A survey of 2,050 people in the UK released today reveals that watching dolphins and killer whales perform tricks in small tanks is no longer on the travel bucket list of the average British tourist.
The poll was carried out by Censuswide on behalf of the leading ethical travel company, responsibletravel.com, and international wildlife charity, the Born Free Foundation.
Growing public awareness of the ethical issues and physical implications of keeping dolphins and whales in captivity is changing public opinion. A staggering 86% of people surveyed* said they would not wish to visit a marine park to see whales and dolphins as part of an overseas holiday.
Will Travers OBE, President of the Born Free Foundation, said:
“Are the days of the dolphinarium over? It seems clear that when presented with the information on which to make an informed decision, British travellers have had enough. It is time to bring the curtain down on the exploitation of whales and dolphins in captivity – just like the exploitation of wild animals in travelling circuses. There are no longer any captive dolphins in the UK and I hope that the result of this survey will hasten the day when there are no captive dolphins kept for public entertainment anywhere in the world. We have a responsibility to make that dream a reality.”
Respondents were asked the same question at the beginning of the survey and again at the end, after having read a short statement** setting out facts about wild and captive whales and dolphins.
When initially asked, a clear majority, 61% said they did not wish to visit an overseas marine park to see whales and dolphins. Of those who declared that they would visit, 64% changed their minds after reading the factual statement.
Ethical considerations appear to be the reason for the respondents’ decision – 75% of the initial non-supporters felt it was ‘wrong to keep whales and dolphins in small tanks’, whilst a further 19% said they ‘don’t support or attend any zoos’.
Justin Francis, Managing Director at responsibletravel.com said:
“As public awareness of whale and dolphin captivity issues continues to increase, thanks to films such as ‘Blackfish’ and important campaigns such as our ‘Say NO to orca circuses’ petition with the World Cetacean Alliance Working Group on Captivity, time is ticking faster than ever before for this industry.
“For too long the travel industry has buried its collective head in the sand on this issue. Just as there was a point when circuses’ time was up, the same is happening with orca circuses. It’s clear that the majority of holidaymakers are not interested in these shows for ethical reasons.
“The time has come for travel companies, and the representative body ABTA (Association of British Travel Agents), to face the facts and stop supporting this irresponsible form of tourism.”
Regional waves of support
- The Northern Irish were the most unanimous in their distaste of marine shows, with 97% not wishing to visit by the end of the survey.
- Londoners were the most likely to visit (22% would want to) by the survey’s close.
- Those in the South East were least interested in marine shows (68% did not want to visit) when initially asked.
- Those in the North West were most interested (45% wanted to visit) when initially asked.
- The Northern Irish were most likely to change their minds after reading the facts, and Londoners were the least easily swayed.
In April this year, responsibletravel.com and the World Cetacean Alliance launched a petition to encourage the travel industry to stop supporting killer whale and dolphin shows.

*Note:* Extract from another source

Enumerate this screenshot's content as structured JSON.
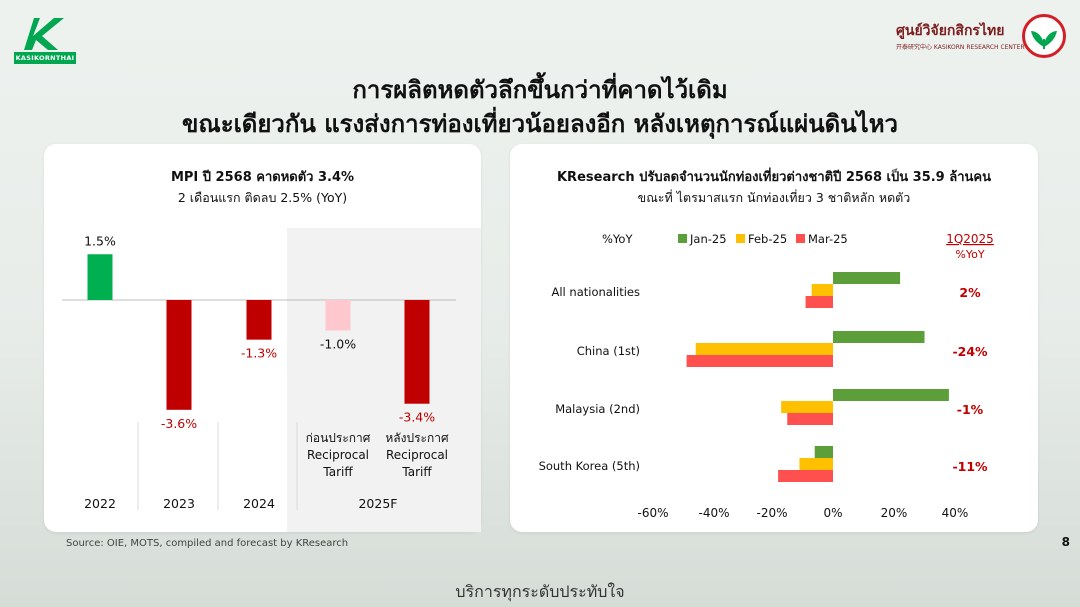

The petition has already been signed by over 8,500 individuals, travel companies, charities, non-governmental organisations (NGOs) and other businesses.
*Survey was carried out by Censuswide on behalf of responsibletravel.com and the Born Free Foundation. A total of 2050 people responded online in the UK between 2nd May – 8th May 2014.
** Statement read by respondents before their final question:
Captive whales and dolphins are kept in marine parks and visited by tourists on holiday. They are highly intelligent, social animals. In the wild, they:
- live in family groups, called pods of up to 100 individuals;
- have considerably higher life expectancies than their counterparts in captivity;
- can swim the equivalent distance of London to Sheffield (260km) or more in one day;
- are capable of diving to depths greater than the height of Niagara Falls (60m) and hunting live fish using sophisticated techniques.
In captivity these animals are confined to tanks, they are fed dead fish and commonly develop problems such as abnormal repetitive behaviour and aggression. They are trained to perform tricks and stunts, often to loud music and a cheering crowd.